Nessun imbarazzo, niente da nascondere, reputazione impeccabile e stima nel mondo. Caso raro in Italia. Non c’è niente di cui vergognarsi, lui e la moglie indivisibili, laboriosi e quasi sempre per conto proprio. Come quei vicini di casa di cui non puoi non dire bene, per poi concludere: “Brave persone, tutte casa e lavoro. Però li conoscevo poco. Molto gentili ma con noi non si fermavano mai”.

Una coppia perfetta in strada, a Palazzo Chigi, sul treno verso casa, a Bologna. Routine rigorosa. Ogni venerdì a casa. E poi bonariamente a passeggio nella città-radice, in chiesa, sotto i portici, davanti al portone di casa.
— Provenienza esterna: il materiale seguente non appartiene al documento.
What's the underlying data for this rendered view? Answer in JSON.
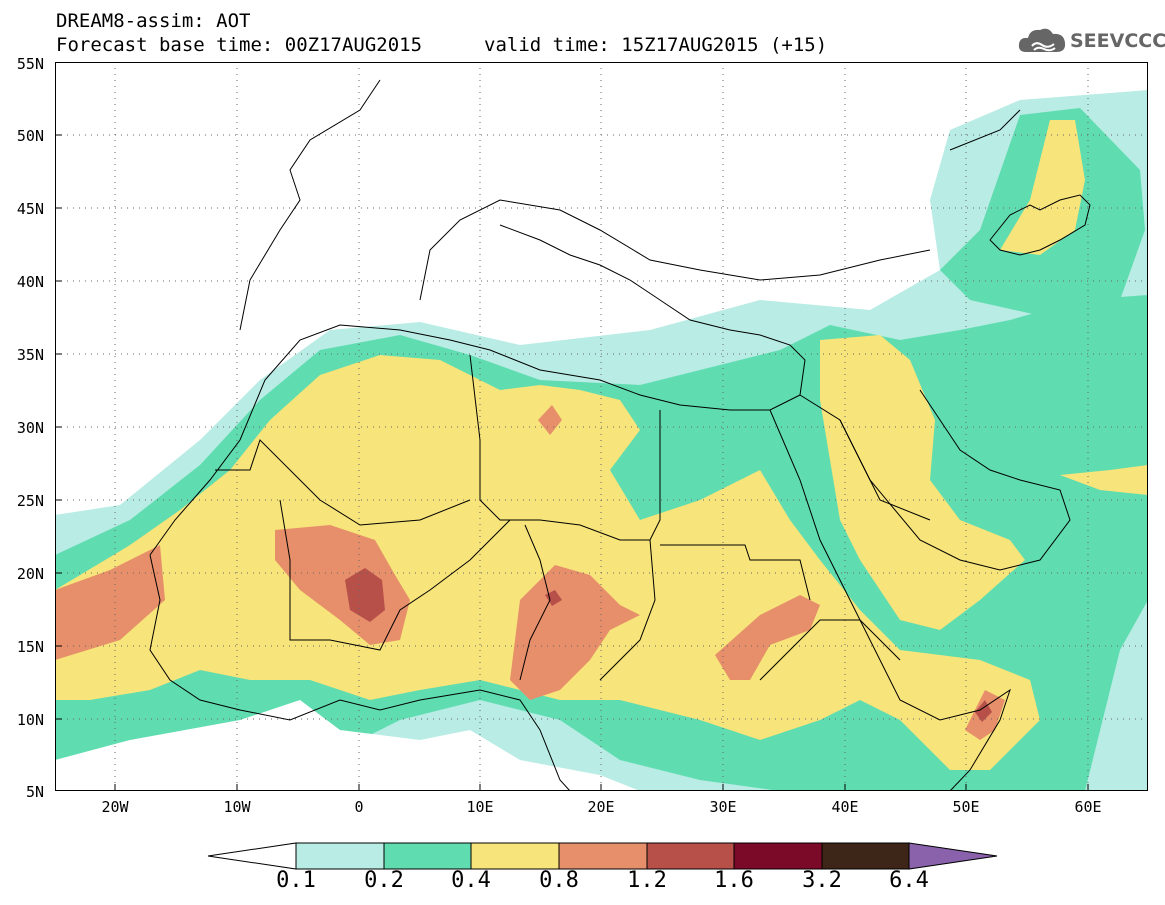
{
  "header": {
    "title": "DREAM8-assim: AOT",
    "base_time": "Forecast base time: 00Z17AUG2015",
    "valid_time": "valid time: 15Z17AUG2015 (+15)",
    "logo_text": "SEEVCCC",
    "logo_icon": "cloud-icon"
  },
  "map": {
    "lat_labels": [
      "55N",
      "50N",
      "45N",
      "40N",
      "35N",
      "30N",
      "25N",
      "20N",
      "15N",
      "10N",
      "5N"
    ],
    "lon_labels": [
      "20W",
      "10W",
      "0",
      "10E",
      "20E",
      "30E",
      "40E",
      "50E",
      "60E"
    ]
  },
  "colorbar": {
    "labels": [
      "0.1",
      "0.2",
      "0.4",
      "0.8",
      "1.2",
      "1.6",
      "3.2",
      "6.4"
    ],
    "colors": [
      "#ffffff",
      "#b8ece4",
      "#5fdcb0",
      "#f7e47a",
      "#e68f6a",
      "#b8504a",
      "#7a0a28",
      "#3d2618",
      "#8a62ac"
    ]
  },
  "palette": {
    "c1": "#b8ece4",
    "c2": "#5fdcb0",
    "c3": "#f7e47a",
    "c4": "#e68f6a",
    "c5": "#b8504a"
  }
}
A volte li si vedeva alla finestra. Di solito di persone così si dice: “Sono di poche parole”. È un complimento.

Ma in politica? Se il tono della voce è sempre così quieto, quasi un sussurro, la gente piano piano va via, nonostante la buona qualità delle cose mormorate. Quando Prodi è uscito l’ultima volta dal governo e dalla politica, senza colpa, senza partito, senza gli alleati che avevano politicamente campato sulle sue spalle, non c’era nessuno. O meglio, dentro il Senato il governo di Prodi è stato puntellato fino all’ultimo voto dalla maggioranza di uno.

C’era un sostegno rischioso ma costante dei senatori a vita, vilipesi e insultati ogni giorno dalla violenza berlusconiana. Ma anche quei senatori se ne sono andati in silenzio. Nessuno ha salutato nessuno. Poi nessuno si è voltato indietro. Tutti si sono comportati come se Prodi avesse sempre abitato a Bologna, una coppia affiatata, discretamente occupata, ciascuno nel proprio lavoro.
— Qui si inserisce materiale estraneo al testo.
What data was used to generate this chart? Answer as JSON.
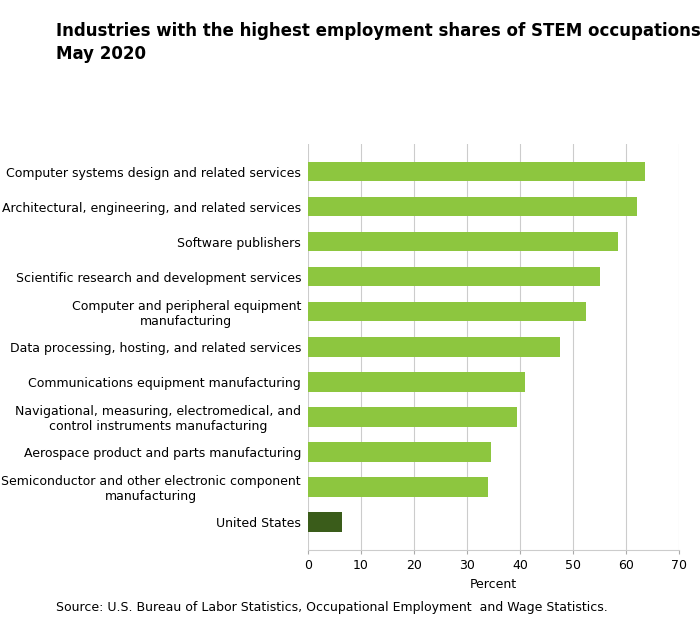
{
  "title_line1": "Industries with the highest employment shares of STEM occupations,",
  "title_line2": "May 2020",
  "categories": [
    "Computer systems design and related services",
    "Architectural, engineering, and related services",
    "Software publishers",
    "Scientific research and development services",
    "Computer and peripheral equipment\nmanufacturing",
    "Data processing, hosting, and related services",
    "Communications equipment manufacturing",
    "Navigational, measuring, electromedical, and\ncontrol instruments manufacturing",
    "Aerospace product and parts manufacturing",
    "Semiconductor and other electronic component\nmanufacturing",
    "United States"
  ],
  "values": [
    63.5,
    62.0,
    58.5,
    55.0,
    52.5,
    47.5,
    41.0,
    39.5,
    34.5,
    34.0,
    6.5
  ],
  "bar_colors": [
    "#8dc63f",
    "#8dc63f",
    "#8dc63f",
    "#8dc63f",
    "#8dc63f",
    "#8dc63f",
    "#8dc63f",
    "#8dc63f",
    "#8dc63f",
    "#8dc63f",
    "#3a5c1a"
  ],
  "xlabel": "Percent",
  "xlim": [
    0,
    70
  ],
  "xticks": [
    0,
    10,
    20,
    30,
    40,
    50,
    60,
    70
  ],
  "source_text": "Source: U.S. Bureau of Labor Statistics, Occupational Employment  and Wage Statistics.",
  "title_fontsize": 12,
  "label_fontsize": 9,
  "tick_fontsize": 9,
  "source_fontsize": 9,
  "background_color": "#ffffff",
  "grid_color": "#cccccc",
  "bar_height": 0.55
}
Lui ha taciuto, gli ex amici tacciono. Il suo partito lo ha lasciato andar via, forse con una spinta. A volte lo cerca, in stato di necessità, con finta festa e un certo imbarazzo. Eredi non ce ne sono, né di lui né di altri, benché non siano finite le rivalità, spesso fondate sui ricordi. Per ora tutto avviene in un vuoto. Ecco l’immagine di Prodi che va via. Si volta? Ritorna? Siamo ancora in tempo utile?

Insomma, mentre lui si allontana forse fino alla Cina, si domandano in tanti se è “goodbye” o “arrivederci”. E non sono sicuri se, adesso, fa differenza. Fuori continua il silenzio. E un intenso vociare di esaltazioni e denigrazioni per l’avversario di Prodi, Berlusconi, il solo che fa notizia.

Intanto al voto per l’ex partito di Prodi mancano milioni di elettori. La fine di Prodi è un pezzo di storia mancante nel mosaico del nostro presente.